Особенно интересна в Ап. Григорьеве его двойная духовная связь с Фетом и с Константином Леонтьевым – ибо и тут и там, хотя и в разных планах, у него связь по культу наслаждения и дионисическому упоению Жизнью. Позже он станет заодно с Достоевским по грандиозной и до сих пор в богословии почти незатронутой идее о «красоте, спасающей мир ». Разумеется, со «светлыми личностями» здесь можно было быть только «на ножах» – причем любопытно, что нападающей стороной были именно они, эти самые «светлые личности». Ап. Григорьев даже и не защищался, хотя это пытались делать и Фет, и, особенно, Константин Леонтьев. По-видимому, Ап. Григорьев в силу ему присущей необычайной душевной чистоты и незлобивости стремился найти в этой «великой клоаке» (cloaca maxima) какие-то оправдывающие черты, ибо в нем было нечто от «кающегося дворянства» и от того сорта людей, к которому надо отнести жившего и умершего среди нас проф. Г. П. Федотова, готового сравнивать красных подпольщиков с мучениками двуперстия и подвижниками Фиваиды. Кажется, только один академик П. Б. Струве (сам когда-то побывавший в «светлых личностях», но потом начисто отмывший с себя всякие следы красных нечистот) твердо и безапелляционно сказал и точно показал, что ни о какой религиозности в обитателях «великой клоаки» не может быть и речи.
Надо признать, что не только по бурному разливу дионисического упоения жизнью Ап. Григорьев был ненавистен «светлым личностям», но и по линии «аполлоновой мерности», которую он находил и которой восхищался у Пушкина.
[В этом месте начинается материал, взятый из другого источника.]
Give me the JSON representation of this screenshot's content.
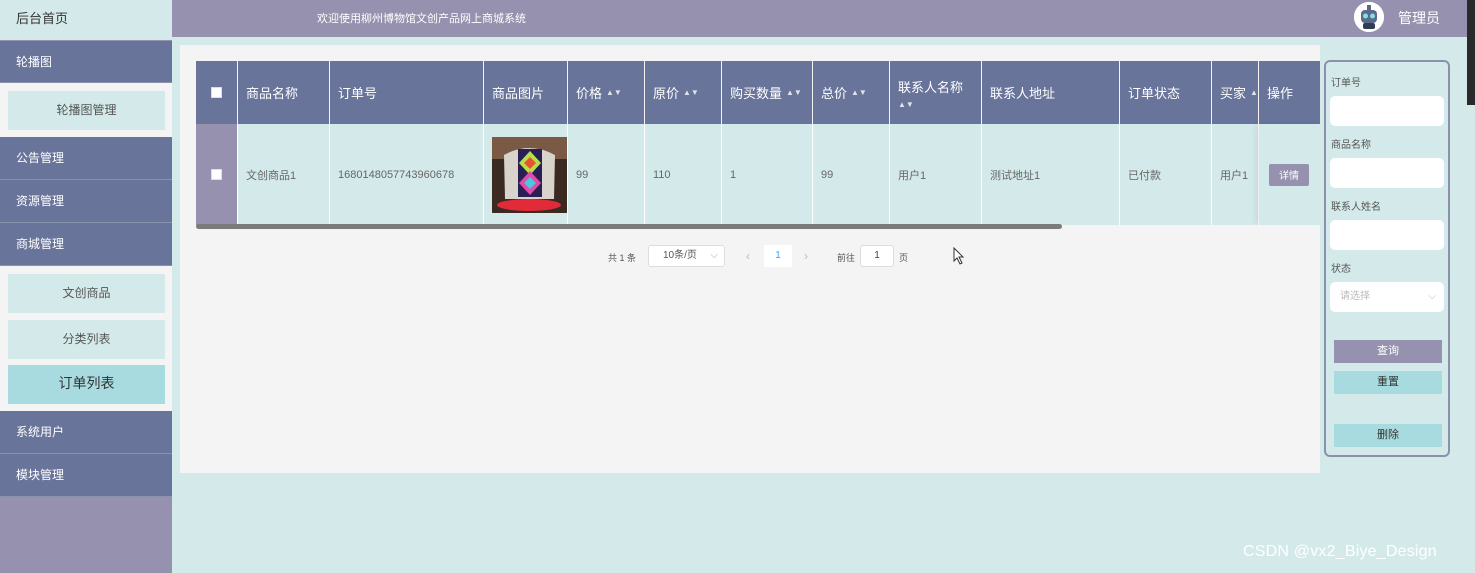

В годы торжествующего Писарева Аполлон Григорьев пророчествует о возвращении к Пушкину. И действительно, Маяковский, в первые годы Октября «сбрасывавший с корабля современности» Пушкина, но перед смертью попытавшийся с Пушкиным «брататься», самой попыткой этого братанья показал, что время Писарева прошло безвозвратно, время же Пушкина и Аполлона Григорьева только начинается.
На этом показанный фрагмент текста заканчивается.